Outre ces références clairement identifiées, l'auteur surprend le lecteur par son inventivité, comme la taille de l'enregistrement de 7 ans de la vie d'un individu (8 pétaoctets, soit 8 millions de milliard d'octets), le GEIPS (groupe d'études internationales de la psychologie du soi), la codification d'un individu sous la forme d'un code QR, les 2.828 images qui retracent l'évolution du visage d'Otto Spiegel depuis sa naissance jusqu'à ses 7 ans. Sous des dehors épurés, des textes concis, il s'agit en fait d'une lecture très dense. Sous un aspect très rigide (cases carrées au rythme de 2 par pages, courts textes sous les cases), le récit regorge de trouvailles et d'innovations, y compris des variations sur ce canevas, que ce soit des cases réunies ou subdivisées, ou des phylactères en page 60 & 61, ou encore des cases muettes dépourvues de texte.

Le lecteur s'immerge donc avec facilité dans la crise existentielle de cet artiste, ce créateur pour qui ses propres œuvres sont devenues muettes, dépourvues de sens, vides de sens même. Marc-Antoine Mathieu a imaginé un dispositif par lequel il est donné au créateur de regarder ses années de développement en tant qu'individu, les 7 premières, celles dont on dit qu'elles comptent le plus. Le créateur va pouvoir voir au-delà des illusions, déjouer les jeux de miroir, retrouver la myriade de détails qui composent le quotidien, visualiser le temps, cette invention qui a tout mis en séquences et en logique. Il va découvrir comment il s'est formé en tant qu'individu, découvrir une partie des sources de ses inspirations, de ses questionnements au travers de ses performances. Il effectue l'expérience que plus il en connaît sur lui-même, plus il est déterminé par cette connaissance, plus il est libre également. L'auteur joue à plusieurs reprises sur ce paradoxe qui veut que les positions extrêmes d'une situation finissent par se rejoindre. Au travers de cette histoire, il questionne la liberté de l'individu, la possibilité d'un déterminisme absolu. Il a choisi de se focaliser sur Otto Spiegel, à l'exclusion des autres individus qu'il a pu côtoyer. Ce récit est entièrement égocentriste, sans ouverture sur un autre personnage qu'Otto. Il faut attendre la fin du récit pour que se produise cette ouverture, sous une autre forme que celle attendue.

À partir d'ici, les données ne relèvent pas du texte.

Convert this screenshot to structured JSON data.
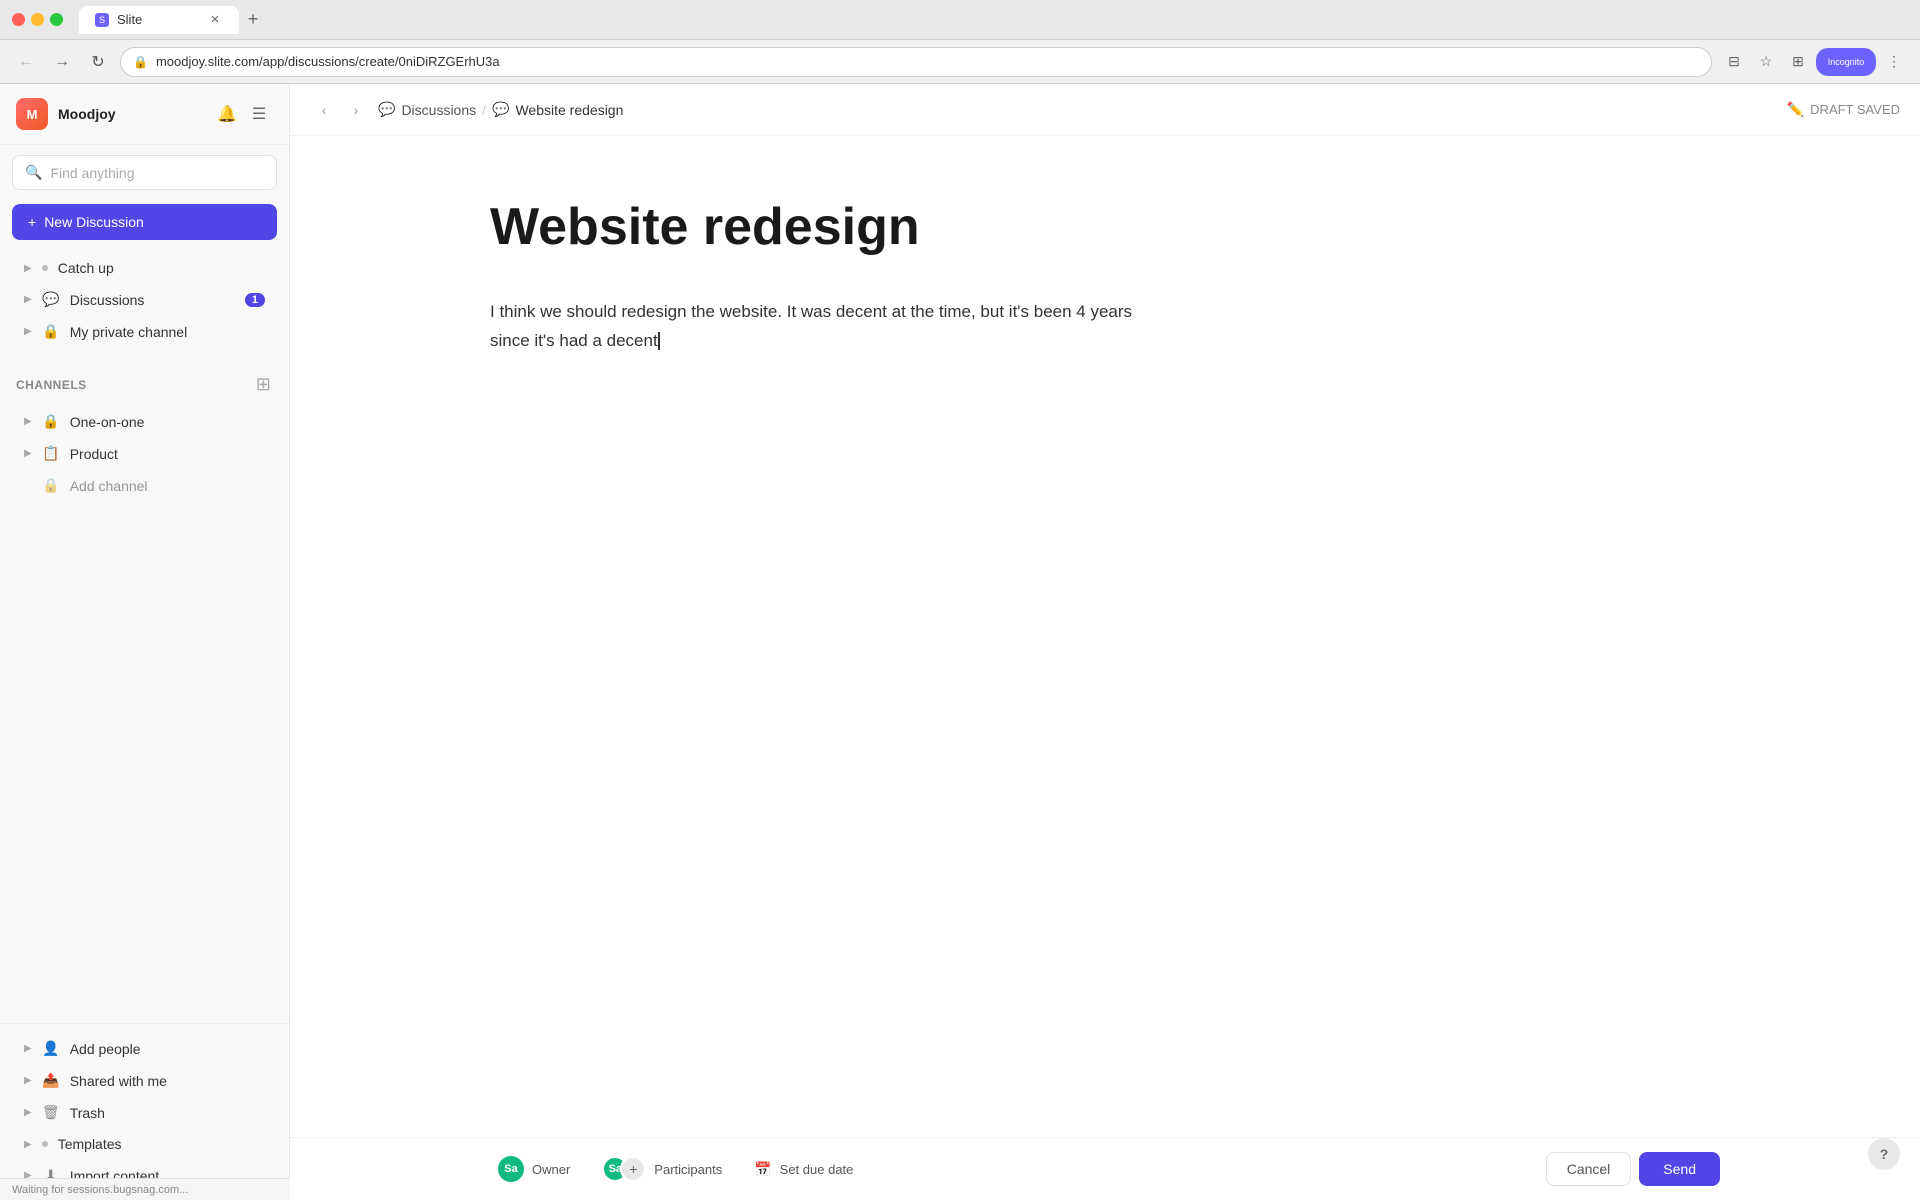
{
  "browser": {
    "tab_title": "Slite",
    "address": "moodjoy.slite.com/app/discussions/create/0niDiRZGErhU3a",
    "new_tab_label": "+",
    "back_btn": "←",
    "forward_btn": "→",
    "refresh_btn": "↻",
    "profile_label": "Incognito"
  },
  "sidebar": {
    "workspace_name": "Moodjoy",
    "search_placeholder": "Find anything",
    "new_discussion_label": "New Discussion",
    "nav_items": [
      {
        "id": "catch-up",
        "label": "Catch up",
        "icon": "●",
        "badge": null
      },
      {
        "id": "discussions",
        "label": "Discussions",
        "icon": "💬",
        "badge": "1"
      },
      {
        "id": "my-private-channel",
        "label": "My private channel",
        "icon": "🔒",
        "badge": null
      }
    ],
    "channels_label": "Channels",
    "channel_items": [
      {
        "id": "one-on-one",
        "label": "One-on-one",
        "icon": "🔒"
      },
      {
        "id": "product",
        "label": "Product",
        "icon": "📋"
      },
      {
        "id": "add-channel",
        "label": "Add channel",
        "icon": "🔒",
        "muted": true
      }
    ],
    "footer_items": [
      {
        "id": "add-people",
        "label": "Add people",
        "icon": "👤"
      },
      {
        "id": "shared-with-me",
        "label": "Shared with me",
        "icon": "📤"
      },
      {
        "id": "trash",
        "label": "Trash",
        "icon": "🗑"
      },
      {
        "id": "templates",
        "label": "Templates",
        "icon": "●"
      },
      {
        "id": "import-content",
        "label": "Import content",
        "icon": "⬇"
      }
    ]
  },
  "header": {
    "breadcrumb_discussions": "Discussions",
    "breadcrumb_current": "Website redesign",
    "draft_saved_label": "DRAFT SAVED"
  },
  "editor": {
    "title": "Website redesign",
    "body_line1": "I think we should redesign the website. It was decent at the time, but it's been 4 years",
    "body_line2": "since it's had a decent"
  },
  "bottom_bar": {
    "owner_label": "Owner",
    "participants_label": "Participants",
    "set_due_date_label": "Set due date",
    "cancel_label": "Cancel",
    "send_label": "Send",
    "owner_initials": "Sa",
    "participant_initials": "Sa"
  },
  "status_bar": {
    "text": "Waiting for sessions.bugsnag.com..."
  }
}
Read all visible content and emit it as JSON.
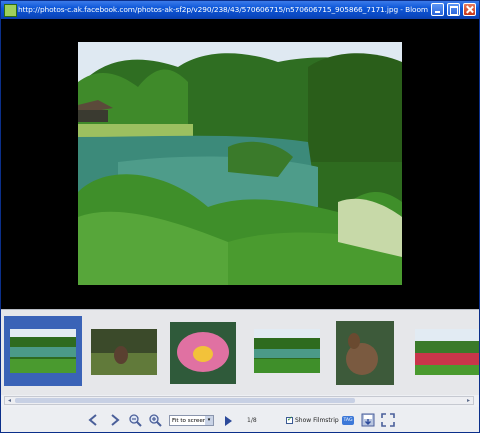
{
  "window": {
    "title": "http://photos-c.ak.facebook.com/photos-ak-sf2p/v290/238/43/570606715/n570606715_905866_7171.jpg - Bloom"
  },
  "filmstrip": {
    "thumbnails": [
      {
        "subject": "pond-garden",
        "selected": true
      },
      {
        "subject": "duck-on-grass",
        "selected": false
      },
      {
        "subject": "pink-water-lily",
        "selected": false
      },
      {
        "subject": "pond-garden",
        "selected": false
      },
      {
        "subject": "duck-closeup",
        "selected": false
      },
      {
        "subject": "flower-garden",
        "selected": false
      }
    ]
  },
  "toolbar": {
    "zoom_value": "Fit to screen",
    "counter": "1/8",
    "show_filmstrip_label": "Show Filmstrip",
    "show_filmstrip_checked": true,
    "badge": "TAG"
  },
  "colors": {
    "title_bar": "#0c56d8",
    "selection": "#3a63b7",
    "viewer_bg": "#000000"
  }
}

Avec ce récit, Marc-Antoine Mathieu prouve une fois encore sa maîtrise des outils de la bande dessinée, entremêlant le fond et la forme d'une manière formidable, les textes ne pouvant pas se comprendre sans les dessins, et réciproquement. Il emmène le lecteur dans un questionnement philosophique, tout en douceur, avec des dessins simples et claires des textes concis faciles à lire. Pourtant le lecteur se rend vite compte qu'il s'agit d'une narration de haute volée, les éléments visuels se répondant de manière vertigineuse, amenant le lecteur à s'interroger sur ce qui est signifiant, sur ce qui appartient au domaine des signes. Il suit le questionnement rigoureux de l'auteur sur le déterminisme, comme annoncé par la citation de Baruch Spinoza qui ouvre le récit.